Sabancı Üniversitesi, İstanbul’da, Hrant Dink Vakfı ve Anadolu Kültür işbirliği ile, 26-28 Mayıs 2011 tarihleri arasında, İfade Özgürlüğü konulu bir sempozyum düzenledi. Bu, uluslar arası bir toplantıydı. Bu sempozyumda, ifade özgürlüğü, akademik özgürlük, basın özgürlüğü gibi konular konuşuldu, tartışıldı.
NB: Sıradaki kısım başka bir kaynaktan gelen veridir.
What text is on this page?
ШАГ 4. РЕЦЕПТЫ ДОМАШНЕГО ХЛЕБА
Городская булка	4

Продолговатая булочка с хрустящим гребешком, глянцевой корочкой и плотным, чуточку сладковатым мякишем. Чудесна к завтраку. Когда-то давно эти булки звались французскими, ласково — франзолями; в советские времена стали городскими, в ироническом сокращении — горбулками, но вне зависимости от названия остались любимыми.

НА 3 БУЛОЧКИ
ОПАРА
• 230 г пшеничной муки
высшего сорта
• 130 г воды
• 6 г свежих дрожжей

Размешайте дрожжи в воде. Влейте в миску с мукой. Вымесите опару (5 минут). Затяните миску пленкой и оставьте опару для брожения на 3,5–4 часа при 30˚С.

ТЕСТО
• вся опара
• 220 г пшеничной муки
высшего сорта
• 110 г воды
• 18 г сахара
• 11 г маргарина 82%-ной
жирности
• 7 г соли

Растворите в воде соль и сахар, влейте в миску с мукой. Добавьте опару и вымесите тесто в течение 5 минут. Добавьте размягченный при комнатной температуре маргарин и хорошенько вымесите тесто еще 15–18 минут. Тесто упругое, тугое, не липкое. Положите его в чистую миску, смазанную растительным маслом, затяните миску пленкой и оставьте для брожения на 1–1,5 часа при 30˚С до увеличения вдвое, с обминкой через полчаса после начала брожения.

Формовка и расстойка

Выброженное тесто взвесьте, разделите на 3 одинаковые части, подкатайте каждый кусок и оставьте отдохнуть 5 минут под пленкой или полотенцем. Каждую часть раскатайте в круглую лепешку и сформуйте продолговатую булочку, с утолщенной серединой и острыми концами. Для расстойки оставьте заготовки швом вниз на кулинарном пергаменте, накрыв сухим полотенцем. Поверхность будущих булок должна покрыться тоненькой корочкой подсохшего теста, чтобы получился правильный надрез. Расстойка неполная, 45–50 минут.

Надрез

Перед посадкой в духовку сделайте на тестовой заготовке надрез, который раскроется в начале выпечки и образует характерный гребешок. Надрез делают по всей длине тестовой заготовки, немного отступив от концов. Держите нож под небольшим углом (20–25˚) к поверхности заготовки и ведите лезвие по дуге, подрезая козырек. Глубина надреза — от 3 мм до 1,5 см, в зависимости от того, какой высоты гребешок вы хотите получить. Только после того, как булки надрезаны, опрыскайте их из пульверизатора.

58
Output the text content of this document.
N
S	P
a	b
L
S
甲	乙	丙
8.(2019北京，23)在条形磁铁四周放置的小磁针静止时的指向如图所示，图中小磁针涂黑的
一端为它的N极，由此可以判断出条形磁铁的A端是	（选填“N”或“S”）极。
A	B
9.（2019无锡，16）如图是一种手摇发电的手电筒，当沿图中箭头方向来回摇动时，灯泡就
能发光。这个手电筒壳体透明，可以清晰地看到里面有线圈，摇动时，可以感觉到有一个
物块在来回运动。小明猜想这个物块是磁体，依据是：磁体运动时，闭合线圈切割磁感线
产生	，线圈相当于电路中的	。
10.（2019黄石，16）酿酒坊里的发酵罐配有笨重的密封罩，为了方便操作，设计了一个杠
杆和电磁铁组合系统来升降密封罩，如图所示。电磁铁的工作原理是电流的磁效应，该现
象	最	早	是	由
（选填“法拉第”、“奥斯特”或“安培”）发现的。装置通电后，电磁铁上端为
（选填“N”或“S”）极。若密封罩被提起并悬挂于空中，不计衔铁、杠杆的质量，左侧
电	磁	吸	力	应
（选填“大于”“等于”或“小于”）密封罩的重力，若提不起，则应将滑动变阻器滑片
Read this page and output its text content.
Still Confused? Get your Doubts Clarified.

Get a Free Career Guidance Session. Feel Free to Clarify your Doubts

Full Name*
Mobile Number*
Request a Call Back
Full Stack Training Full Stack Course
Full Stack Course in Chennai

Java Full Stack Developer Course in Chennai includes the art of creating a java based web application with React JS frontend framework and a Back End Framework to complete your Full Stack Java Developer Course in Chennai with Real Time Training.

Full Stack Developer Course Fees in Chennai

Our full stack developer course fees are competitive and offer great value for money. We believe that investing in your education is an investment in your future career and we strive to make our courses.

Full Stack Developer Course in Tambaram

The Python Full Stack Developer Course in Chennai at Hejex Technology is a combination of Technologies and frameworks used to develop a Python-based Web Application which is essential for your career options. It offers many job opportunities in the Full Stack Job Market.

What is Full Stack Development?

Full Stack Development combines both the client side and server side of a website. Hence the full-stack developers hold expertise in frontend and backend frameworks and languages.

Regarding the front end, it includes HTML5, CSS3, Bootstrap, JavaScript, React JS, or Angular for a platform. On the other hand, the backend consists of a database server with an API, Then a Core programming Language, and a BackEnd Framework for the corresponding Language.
İfade özgürlüğü ile akademik özgürlük aynı şey değildir. İfade özgürlüğünün kısıtlandığı bir siyasal sistemde akademik özgürlüğün tam olarak işlemesi, yaşama geçmesi mümkün değildir.
Akademik özgürlük, üniversite öğretim üyelerinin, öğretim elemanlarının, araştırmalarını özgürce yapmaları, yayımlamaları anlamına gelmektedir. Bu konuda, bölüm başkanlığı, dekanlık veya rektörlük katında, bilim kurullarının, idari kurulların araştırma-inceleme sürecine müdahale etmemeleri, edememeleri esastır. Araştırma-inceleme söz konusu olduğu zaman, konu seçme, o çerçevede araştırma yapma, derse girme, derslerde şunu veya bunu anlatma sürecinde, idari soruşturmalarla, idari yaptırımlarla karşılaşmamaları akademik özgürlüğün bir gereğidir. Akademik özgürlük üniversitenin iç işleyişiyle ilgili bir kavramdır.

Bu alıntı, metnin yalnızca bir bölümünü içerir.